Thursday, November 06, 2008

book review: "the retreat"*


Reading The Retreat by David Bergen was good for me, in the way experiences that provoke and make you uncomfortable can be good for you.


But it was hard going.

Even at the outset, the reader is aware that the story will end in tragedy (and not just because it says so on the dust jacket). From the very first page, the sense of foreboding is almost oppressive. And on several occasions, I had to put it down and take a few deep breaths, so intense was my discomfort.

From the book's jacket:

In 1973, outside of Kenora, Ontario, Raymond Seymour, an eighteen-year-old Ojibway boy, is taken by a local policeman to a remote island and left for dead.

A year later, the Byrd family arrives in Kenora. They have come to stay at “the Retreat,” a commune run by the self-styled guru Doctor Amos. The Doctor is an enigmatic man who spouts bewildering truisms, and who bathes naked every morning in the pond at the edge of the Retreat while young Everett Byrd watches from the bushes. Lizzy, the eldest of the Byrd children, cares for her younger brothers Fish and William, and longs for what she cannot find at the Retreat. When Lizzy meets Raymond, everything changes, and Lizzy comes to understand the real difference between Raymond’s world and her own. A tragedy and a love story, the novel moves towards a conclusion that is both astonishing and heartbreaking.

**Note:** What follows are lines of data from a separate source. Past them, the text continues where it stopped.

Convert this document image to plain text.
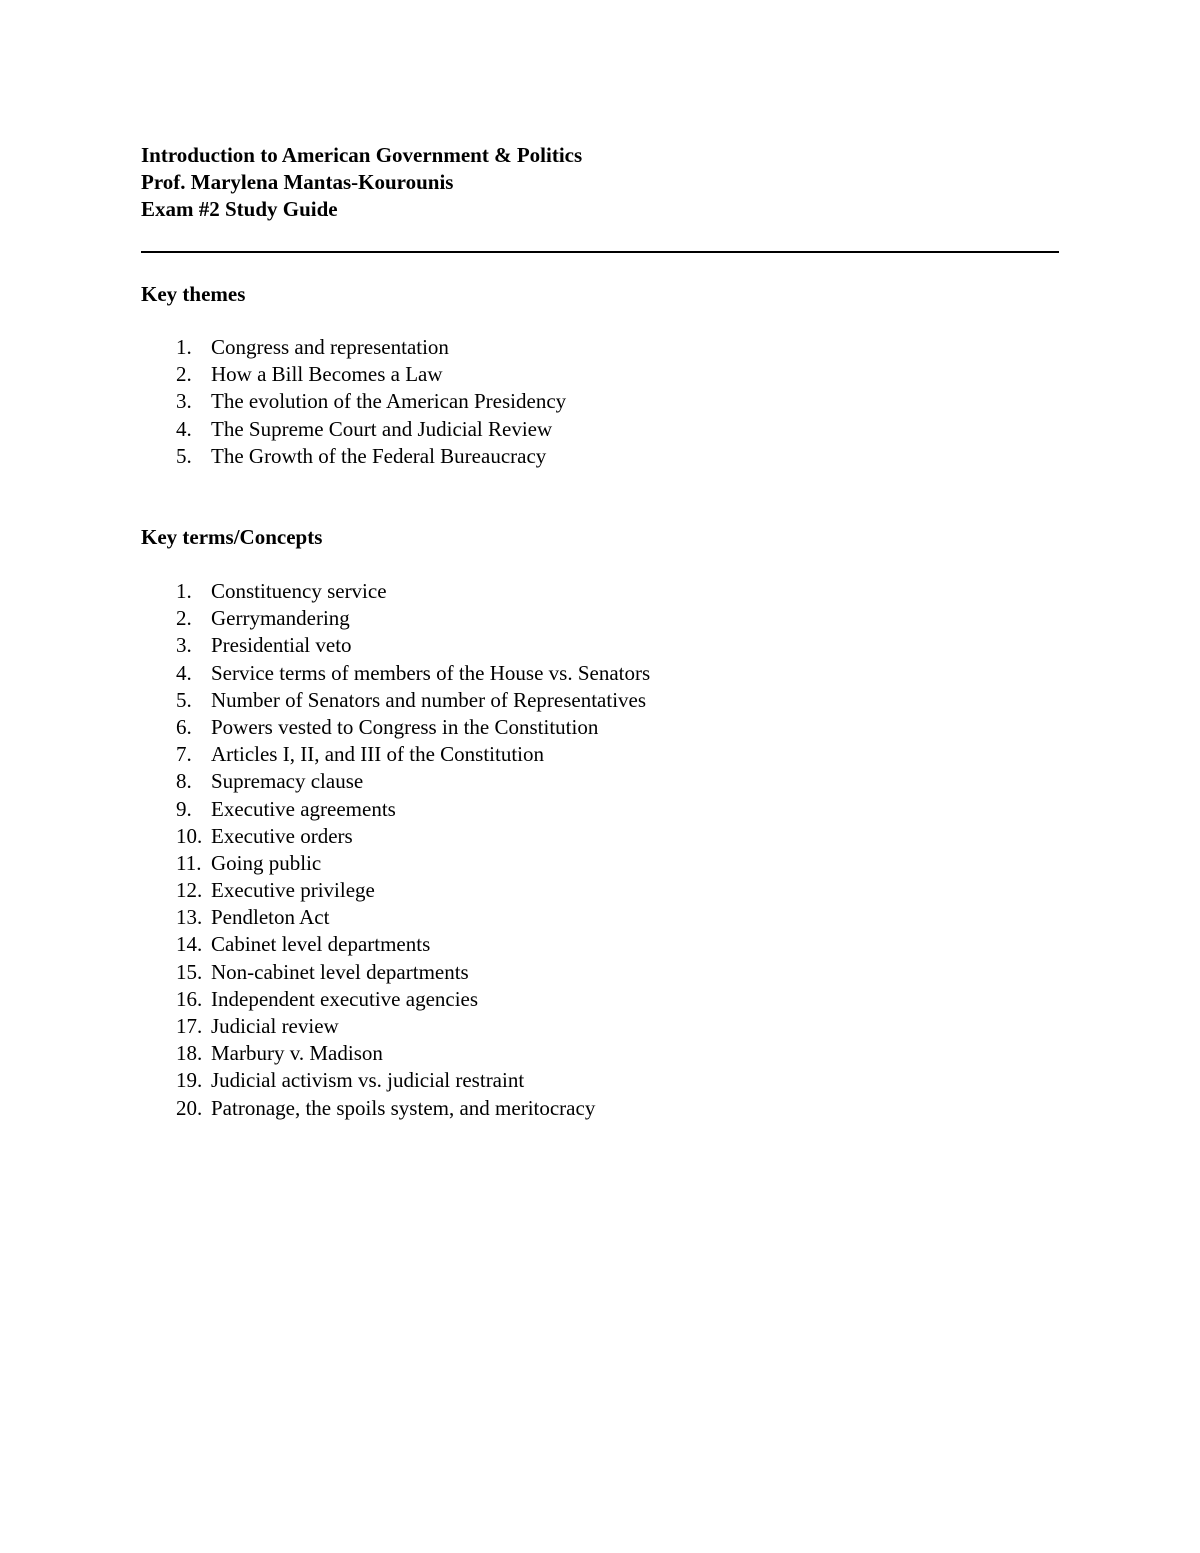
Introduction to American Government & Politics
Prof. Marylena Mantas-Kourounis
Exam #2 Study Guide
Key themes
1. Congress and representation
2. How a Bill Becomes a Law
3. The evolution of the American Presidency
4. The Supreme Court and Judicial Review
5. The Growth of the Federal Bureaucracy
Key terms/Concepts
1. Constituency service
2. Gerrymandering
3. Presidential veto
4. Service terms of members of the House vs. Senators
5. Number of Senators and number of Representatives
6. Powers vested to Congress in the Constitution
7. Articles I, II, and III of the Constitution
8. Supremacy clause
9. Executive agreements
10. Executive orders
11. Going public
12. Executive privilege
13. Pendleton Act
14. Cabinet level departments
15. Non-cabinet level departments
16. Independent executive agencies
17. Judicial review
18. Marbury v. Madison
19. Judicial activism vs. judicial restraint
20. Patronage, the spoils system, and meritocracy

Set during the summer of the Ojibway occupation of Anicinabe Park in Kenora, The Retreat is a finely nuanced, deeply felt novel that tells the story of the complicated love between a white girl and a native boy, and of a family on the verge of splintering forever. It is also a story of the bond between two brothers who were separated in childhood, and whose lives and fates intertwine ten years later.
The book is beautifully written, filled with complex, believable, interesting and unhappy characters. Woven throughout are the twin themes of betrayal and existence (there are multiple references to the way other characters treat Raymond as though he is invisible and his own need to "verify his own existence."

I most affected by the scenes involving Raymond and I found myself becoming almost frantic as I read about his attempts at survival after being abandoned on the island, as the snow begins to fall:
"He scraped together some moss and laid it down in the hole, and then he curled up in the shallow dip and covered himself up with more moss. He was shaking severely. He pressed his hands between his thighs and blew warm breath down the inside of his jacket...In the grey light he finally started a fire...he warmed his hands and feet and bent towards the flames like a requester who sees the possibility of salvation but is too abject too cry out."

I found Bergen's description here to be quite vivid and made all the more poignant by the fact that Canada has a shameful history of this sort of occurrence and that more than one such instance has ended in tragedy.

I can't say that I enjoyed The Retreat. It did however, move me profoundly. I will remember it longer than many books I have enjoyed and read with much more ease.

*This is book was sent to me via Library Thing's Early Reviewer Program.